So what is digital engagement? (Inspired by Steph Gray @lesteph)
Well it’s a mind-set, an approach and a process that some digital tools make easier to implement.
What kind of mindset?
It’s a willingness to talk to audiences and engage with them. Sometimes we might not always like what they say but at least we will know what they think. If we give our audiences a voice we increase the chances that they might just help us and also give their insights.
What kind of process?
The diagram below gives a feel for the process.
The key point is that is a process not just a one off isolated activity. If we follow the whole cycle we will gain the greatest benefits.
If it sounds complicated it should not be and you might already be doing it.
Listening and understanding
You could already be using one of the dashboards created by the Knowledge Centre. Or you might be following a topic on Twitter; or a be member of a specialist LinkedIn group.
Communicating and explaining
This typically happens when an output is published. Traditionally we might issue a press notice, though increasingly we are using a range of our digital channels to publicise our messages. We probably could do more and be a little more innnovative.
Engaging and gathering views
You might have already ran an online surveys? But have you ever thought of allowing feedback on a draft toolkit, inviting people to comment on each section, and then publishing revised draft? Have you ever thought of asking a community about what are their burning topics so that we could get ideas for new studies?

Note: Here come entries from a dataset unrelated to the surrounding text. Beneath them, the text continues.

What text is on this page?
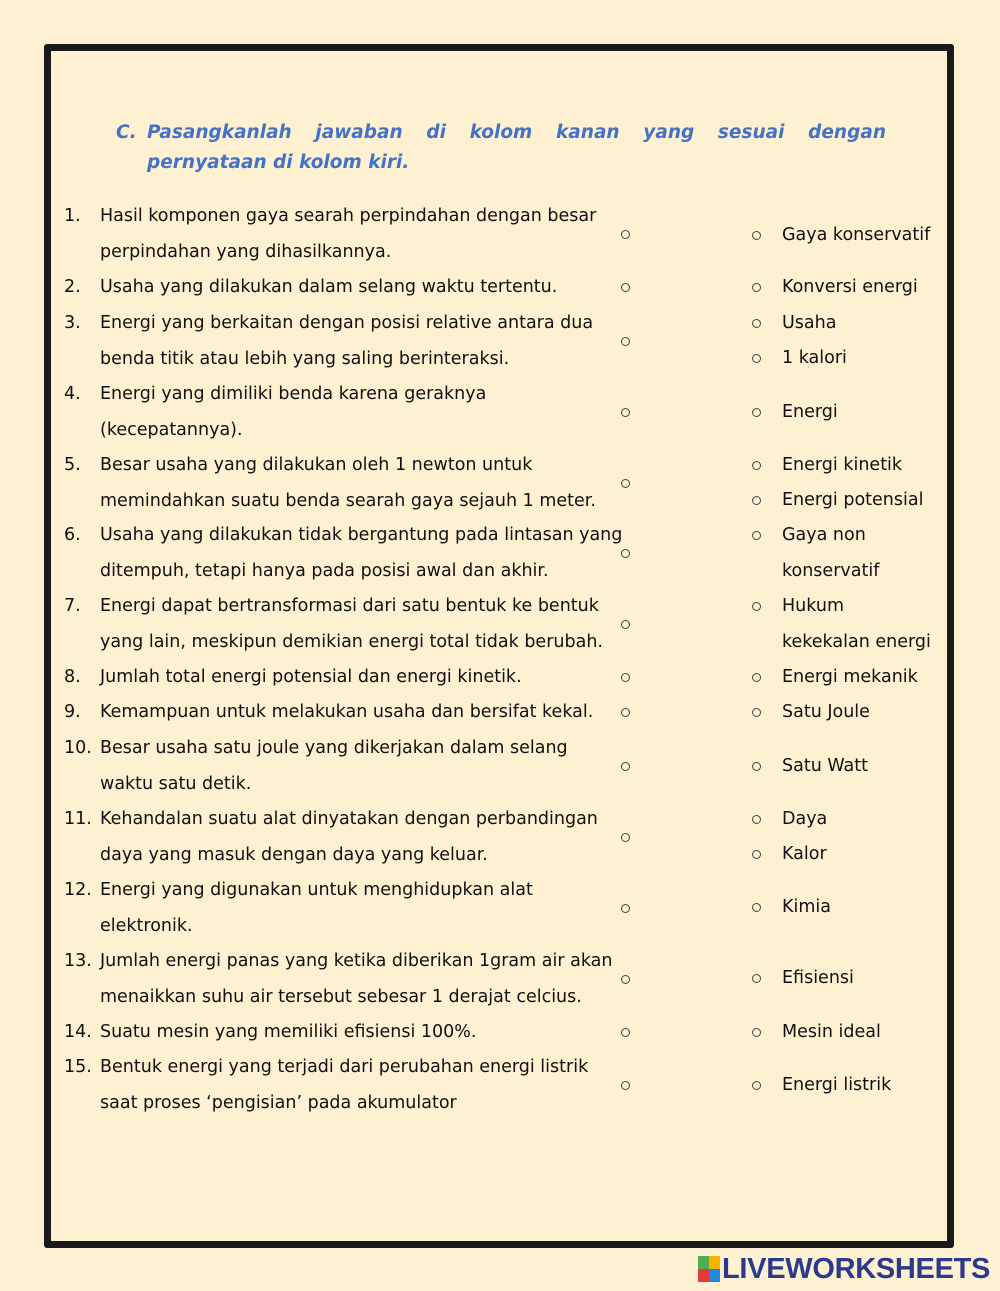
C. Pasangkanlah jawaban di kolom kanan yang sesuai dengan pernyataan di kolom kiri.
1. Hasil komponen gaya searah perpindahan dengan besar
perpindahan yang dihasilkannya.
2. Usaha yang dilakukan dalam selang waktu tertentu.
3. Energi yang berkaitan dengan posisi relative antara dua
benda titik atau lebih yang saling berinteraksi.
4. Energi yang dimiliki benda karena geraknya
(kecepatannya).
5. Besar usaha yang dilakukan oleh 1 newton untuk
memindahkan suatu benda searah gaya sejauh 1 meter.
6. Usaha yang dilakukan tidak bergantung pada lintasan yang
ditempuh, tetapi hanya pada posisi awal dan akhir.
7. Energi dapat bertransformasi dari satu bentuk ke bentuk
yang lain, meskipun demikian energi total tidak berubah.
8. Jumlah total energi potensial dan energi kinetik.
9. Kemampuan untuk melakukan usaha dan bersifat kekal.
10. Besar usaha satu joule yang dikerjakan dalam selang
waktu satu detik.
11. Kehandalan suatu alat dinyatakan dengan perbandingan
daya yang masuk dengan daya yang keluar.
12. Energi yang digunakan untuk menghidupkan alat
elektronik.
13. Jumlah energi panas yang ketika diberikan 1gram air akan
menaikkan suhu air tersebut sebesar 1 derajat celcius.
14. Suatu mesin yang memiliki efisiensi 100%.
15. Bentuk energi yang terjadi dari perubahan energi listrik
saat proses ‘pengisian’ pada akumulator
Gaya konservatif
Konversi energi
Usaha
1 kalori
Energi
Energi kinetik
Energi potensial
Gaya non
konservatif
Hukum
kekekalan energi
Energi mekanik
Satu Joule
Satu Watt
Daya
Kalor
Kimia
Efisiensi
Mesin ideal
Energi listrik
LIVEWORKSHEETS
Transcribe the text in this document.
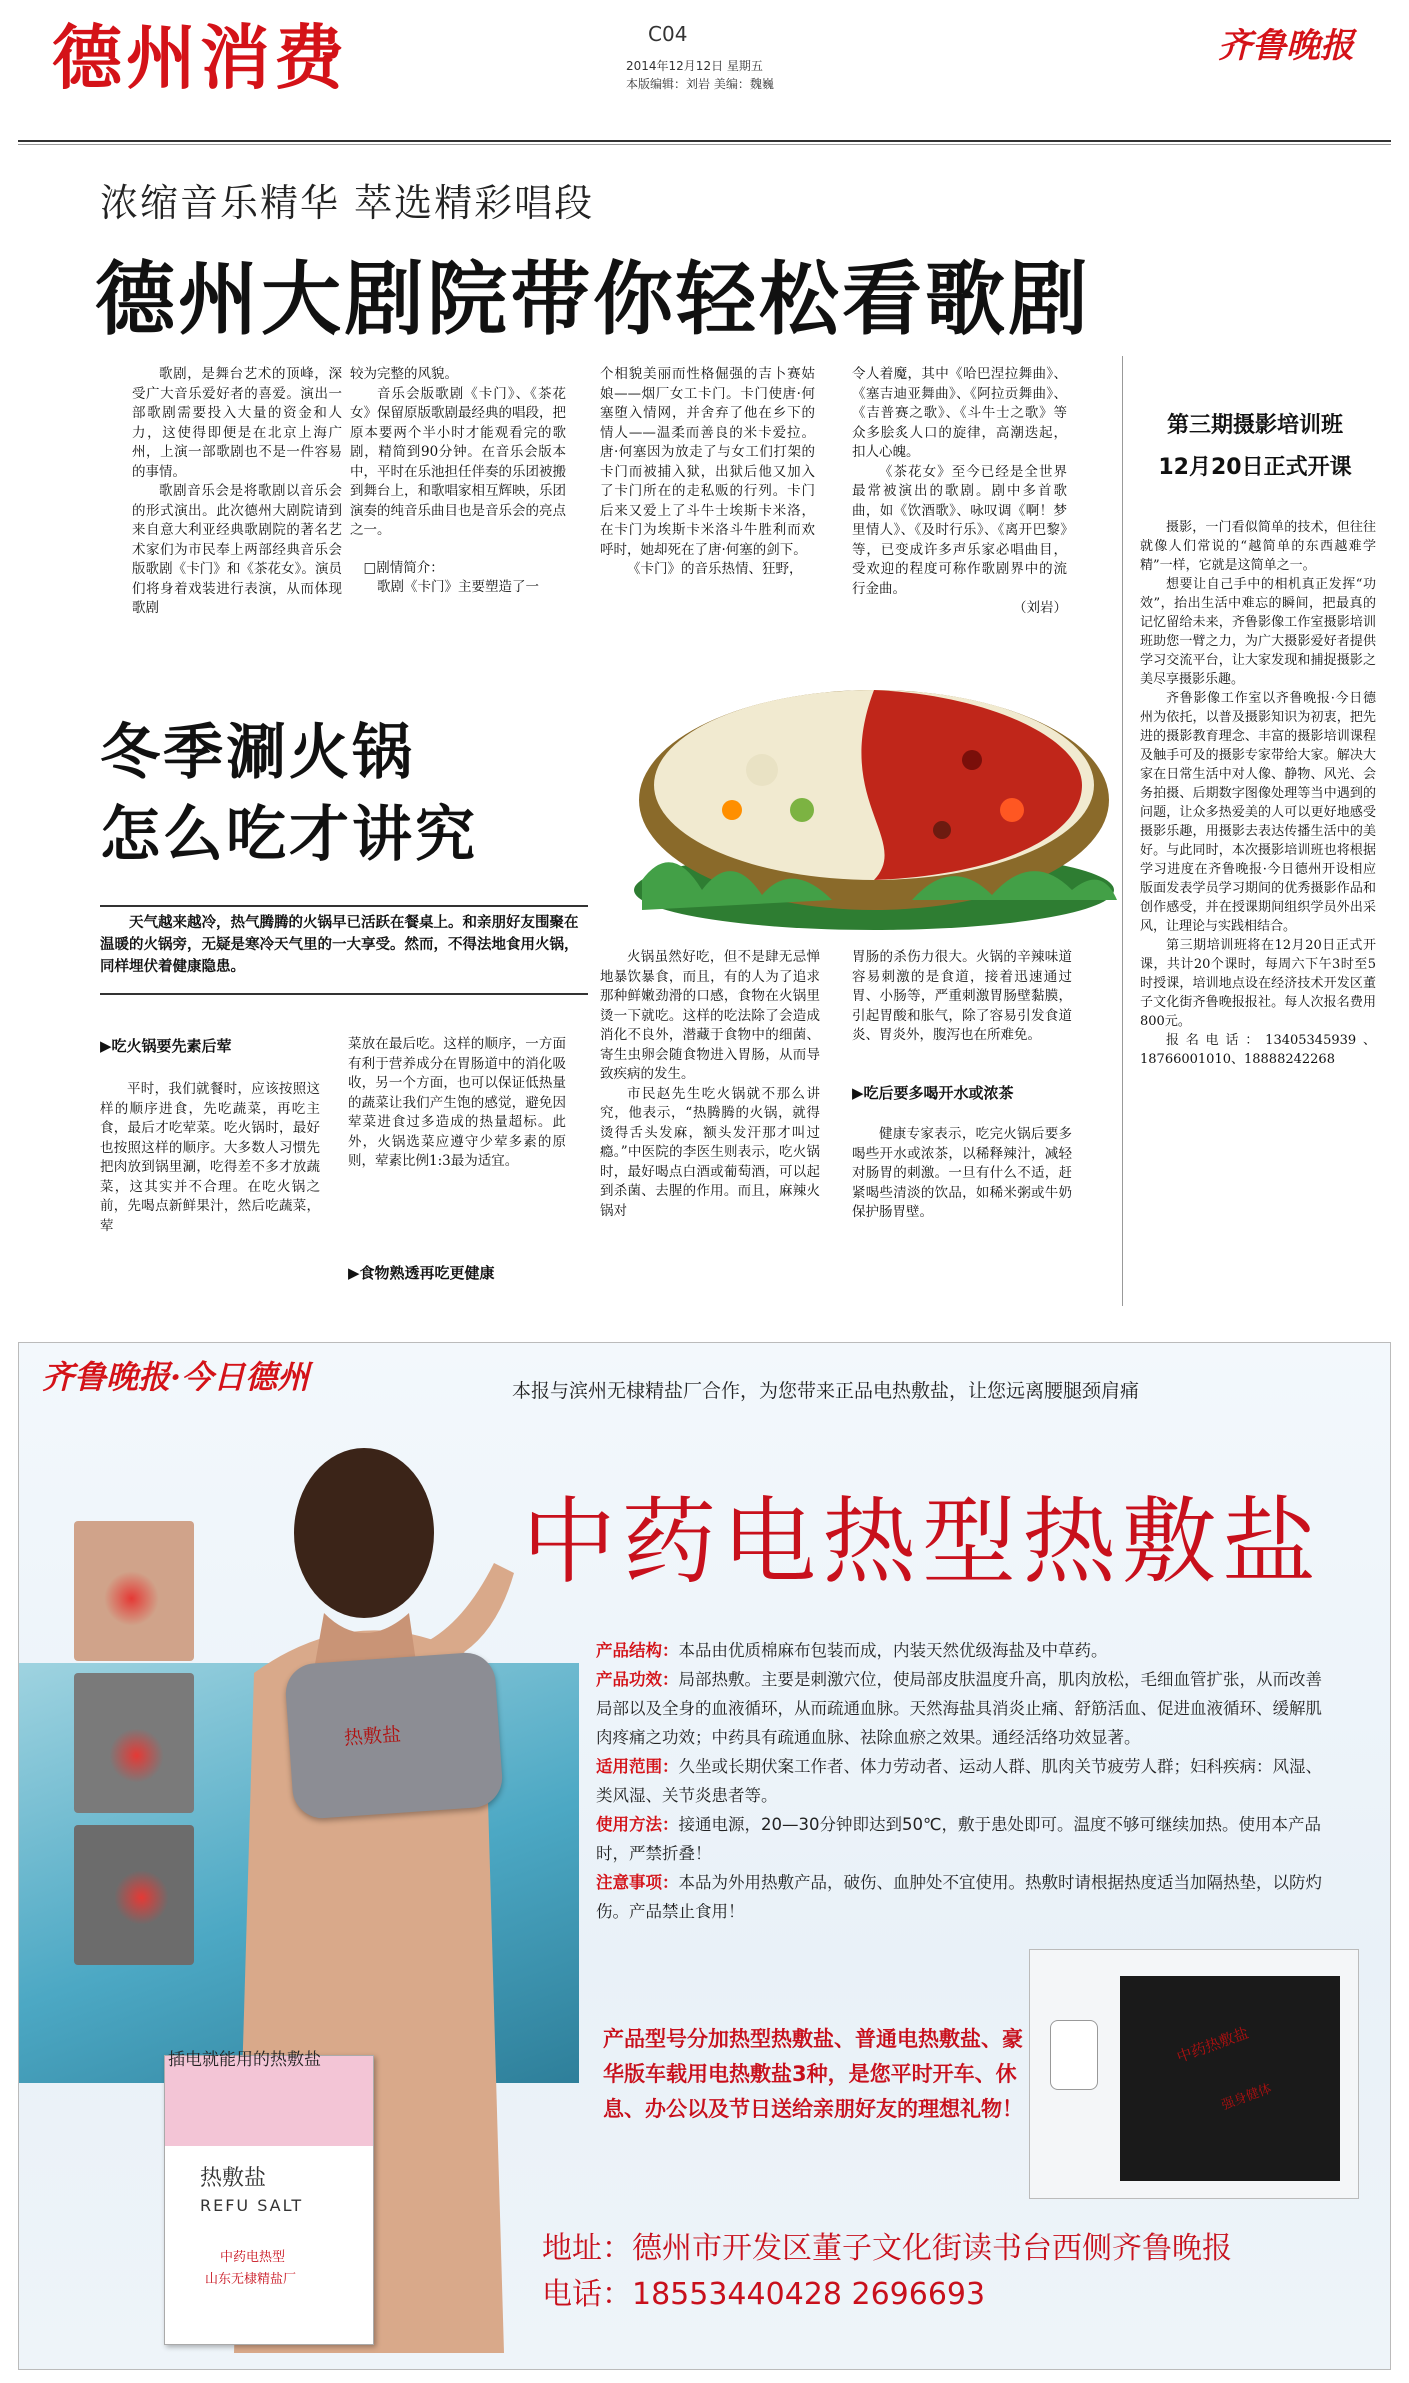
德州消费	C04
2014年12月12日 星期五
本版编辑：刘岩 美编：魏巍
齐鲁晚报
浓缩音乐精华 萃选精彩唱段
德州大剧院带你轻松看歌剧

歌剧，是舞台艺术的顶峰，深受广大音乐爱好者的喜爱。演出一部歌剧需要投入大量的资金和人力，这使得即便是在北京上海广州，上演一部歌剧也不是一件容易的事情。

歌剧音乐会是将歌剧以音乐会的形式演出。此次德州大剧院请到来自意大利亚经典歌剧院的著名艺术家们为市民奉上两部经典音乐会版歌剧《卡门》和《茶花女》。演员们将身着戏装进行表演，从而体现歌剧

较为完整的风貌。

音乐会版歌剧《卡门》、《茶花女》保留原版歌剧最经典的唱段，把原本要两个半小时才能观看完的歌剧，精简到90分钟。在音乐会版本中，平时在乐池担任伴奏的乐团被搬到舞台上，和歌唱家相互辉映，乐团演奏的纯音乐曲目也是音乐会的亮点之一。

□剧情简介：

歌剧《卡门》主要塑造了一

个相貌美丽而性格倔强的吉卜赛姑娘——烟厂女工卡门。卡门使唐·何塞堕入情网，并舍弃了他在乡下的情人——温柔而善良的米卡爱拉。唐·何塞因为放走了与女工们打架的卡门而被捕入狱，出狱后他又加入了卡门所在的走私贩的行列。卡门后来又爱上了斗牛士埃斯卡米洛，在卡门为埃斯卡米洛斗牛胜利而欢呼时，她却死在了唐·何塞的剑下。

《卡门》的音乐热情、狂野，

令人着魔，其中《哈巴涅拉舞曲》、《塞吉迪亚舞曲》、《阿拉贡舞曲》、《吉普赛之歌》、《斗牛士之歌》等众多脍炙人口的旋律，高潮迭起，扣人心魄。

《茶花女》至今已经是全世界最常被演出的歌剧。剧中多首歌曲，如《饮酒歌》、咏叹调《啊！梦里情人》、《及时行乐》、《离开巴黎》等，已变成许多声乐家必唱曲目，受欢迎的程度可称作歌剧界中的流行金曲。

（刘岩）

第三期摄影培训班
12月20日正式开课

摄影，一门看似简单的技术，但往往就像人们常说的“越简单的东西越难学精”一样，它就是这简单之一。

想要让自己手中的相机真正发挥“功效”，抬出生活中难忘的瞬间，把最真的记忆留给未来，齐鲁影像工作室摄影培训班助您一臂之力，为广大摄影爱好者提供学习交流平台，让大家发现和捕捉摄影之美尽享摄影乐趣。

齐鲁影像工作室以齐鲁晚报·今日德州为依托，以普及摄影知识为初衷，把先进的摄影教育理念、丰富的摄影培训课程及触手可及的摄影专家带给大家。解决大家在日常生活中对人像、静物、风光、会务拍摄、后期数字图像处理等当中遇到的问题，让众多热爱美的人可以更好地感受摄影乐趣，用摄影去表达传播生活中的美好。与此同时，本次摄影培训班也将根据学习进度在齐鲁晚报·今日德州开设相应版面发表学员学习期间的优秀摄影作品和创作感受，并在授课期间组织学员外出采风，让理论与实践相结合。

第三期培训班将在12月20日正式开课，共计20个课时，每周六下午3时至5时授课，培训地点设在经济技术开发区董子文化街齐鲁晚报报社。每人次报名费用800元。

报名电话：13405345939、18766001010、18888242268

冬季涮火锅
怎么吃才讲究
天气越来越冷，热气腾腾的火锅早已活跃在餐桌上。和亲朋好友围聚在温暖的火锅旁，无疑是寒冷天气里的一大享受。然而，不得法地食用火锅，同样埋伏着健康隐患。
▶吃火锅要先素后荤

平时，我们就餐时，应该按照这样的顺序进食，先吃蔬菜，再吃主食，最后才吃荤菜。吃火锅时，最好也按照这样的顺序。大多数人习惯先把肉放到锅里涮，吃得差不多才放蔬菜，这其实并不合理。在吃火锅之前，先喝点新鲜果汁，然后吃蔬菜，荤

菜放在最后吃。这样的顺序，一方面有利于营养成分在胃肠道中的消化吸收，另一个方面，也可以保证低热量的蔬菜让我们产生饱的感觉，避免因荤菜进食过多造成的热量超标。此外，火锅选菜应遵守少荤多素的原则，荤素比例1:3最为适宜。

▶食物熟透再吃更健康

火锅虽然好吃，但不是肆无忌惮地暴饮暴食，而且，有的人为了追求那种鲜嫩劲滑的口感，食物在火锅里烫一下就吃。这样的吃法除了会造成消化不良外，潜藏于食物中的细菌、寄生虫卵会随食物进入胃肠，从而导致疾病的发生。

市民赵先生吃火锅就不那么讲究，他表示，“热腾腾的火锅，就得烫得舌头发麻，额头发汗那才叫过瘾。”中医院的李医生则表示，吃火锅时，最好喝点白酒或葡萄酒，可以起到杀菌、去腥的作用。而且，麻辣火锅对

胃肠的杀伤力很大。火锅的辛辣味道容易刺激的是食道，接着迅速通过胃、小肠等，严重刺激胃肠壁黏膜，引起胃酸和胀气，除了容易引发食道炎、胃炎外，腹泻也在所难免。

▶吃后要多喝开水或浓茶

健康专家表示，吃完火锅后要多喝些开水或浓茶，以稀释辣汁，减轻对肠胃的刺激。一旦有什么不适，赶紧喝些清淡的饮品，如稀米粥或牛奶保护肠胃壁。

热敷盐
热敷盐
REFU SALT
中药电热型
山东无棣精盐厂
中药热敷盐
强身健体
齐鲁晚报·今日德州	本报与滨州无棣精盐厂合作，为您带来正品电热敷盐，让您远离腰腿颈肩痛
中药电热型热敷盐
产品结构：本品由优质棉麻布包装而成，内装天然优级海盐及中草药。
产品功效：局部热敷。主要是刺激穴位，使局部皮肤温度升高，肌肉放松，毛细血管扩张，从而改善局部以及全身的血液循环，从而疏通血脉。天然海盐具消炎止痛、舒筋活血、促进血液循环、缓解肌肉疼痛之功效；中药具有疏通血脉、祛除血瘀之效果。通经活络功效显著。
适用范围：久坐或长期伏案工作者、体力劳动者、运动人群、肌肉关节疲劳人群；妇科疾病：风湿、类风湿、关节炎患者等。
使用方法：接通电源，20—30分钟即达到50℃，敷于患处即可。温度不够可继续加热。使用本产品时，严禁折叠！
注意事项：本品为外用热敷产品，破伤、血肿处不宜使用。热敷时请根据热度适当加隔热垫，以防灼伤。产品禁止食用！
产品型号分加热型热敷盐、普通电热敷盐、豪华版车载用电热敷盐3种，是您平时开车、休息、办公以及节日送给亲朋好友的理想礼物！
插电就能用的热敷盐
地址：德州市开发区董子文化街读书台西侧齐鲁晚报
电话：18553440428 2696693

Extending reach and impact
How often do we really do this? Could we for example partner with an online public finance community, or a think tank, to feature an article or guest entry by the NAO with links to an NAO report/tool?
Supporting a community
Here is a tricky one – do we know who your our audiences are and who is in this community? Who are the key influencers? Can we talk to them online? Will they spread our message for us? Will they be our advocates?
Evaluating and improving
How often do we look back to check did we communicate what we expected. If we ask for user input did we go back to them and tell them what we did with their input?
You might now think – yes I have been doing this already – but have you just done more than one stage? What about the other stages? Do you really know who your audiences are and their concerns?